A portion of the bugs had twisted their tiny heads up in my direction. Their slit-shaped eyes narrowed en mass. Small whiskers and nasty bodies that rolled littered the nest. I tried to retch, but [Mechanoid]s apparently didn’t barf.
“Gross, gross, gross.” I hated bugs. That annoyance had followed me from Continue Online. The only thing worse would have been spiders.
I moved the sword to my other hand and let off a few laser blasts with the light weapon. I had no time to ready a bigger attack picked up from my second [Core]. Small blasts collided with the bugs and only served to send them hopping around.
How were they able to hop while I was stuck floating? Dirty little jerks. Filthy. At least six were on top of me, nipping away with tiny little mouths.
“Get off!” I violently shuddered and almost stabbed myself with the sword. A few bugs sizzled from contact.
I forgot this wasn’t [Morrigu’s Gift] and tried to shift my weapon into a dagger form. Reaching for [Morrigu’s Echo] and its [Recall] ability failed me. Old habits were still in place when I panicked.

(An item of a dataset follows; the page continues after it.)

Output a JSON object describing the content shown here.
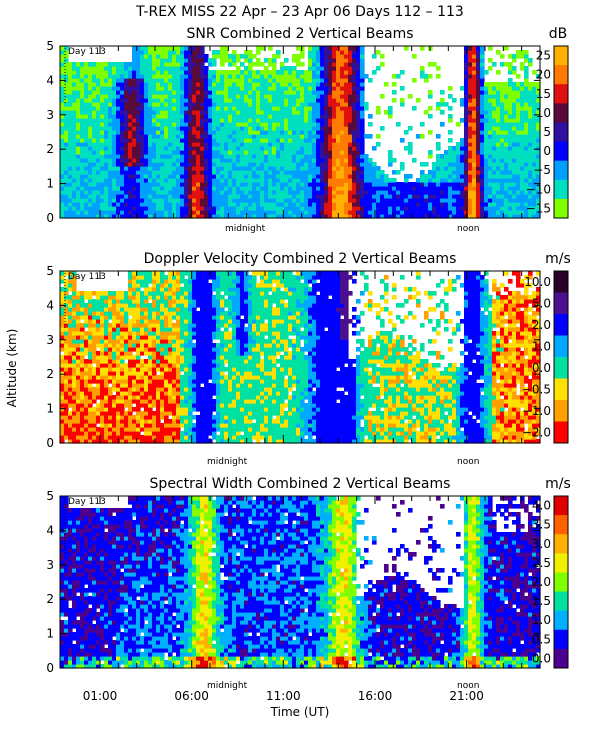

Dusk spit a few tiny acid balls. I managed to grab a bug and throw it into space. A brief thought about missed resources passed by before more painful little bites distracted me.
The small gathering and I crashed into a ridge, and one of the creatures wiggled against my side. It was disgusting. I imagined that it was similar to a squid monster’s tentacles attacking.
I swung an elbow out of reflex, but once again, the lack of gravity made my swing nearly ineffective. Thrashing around with my laser sword almost vaulted me back into space from the [Leviathan]’s energy resistance. I curled up my knees to get a better angle on my legs. My feet hit the ground, and [Anchor] took effect.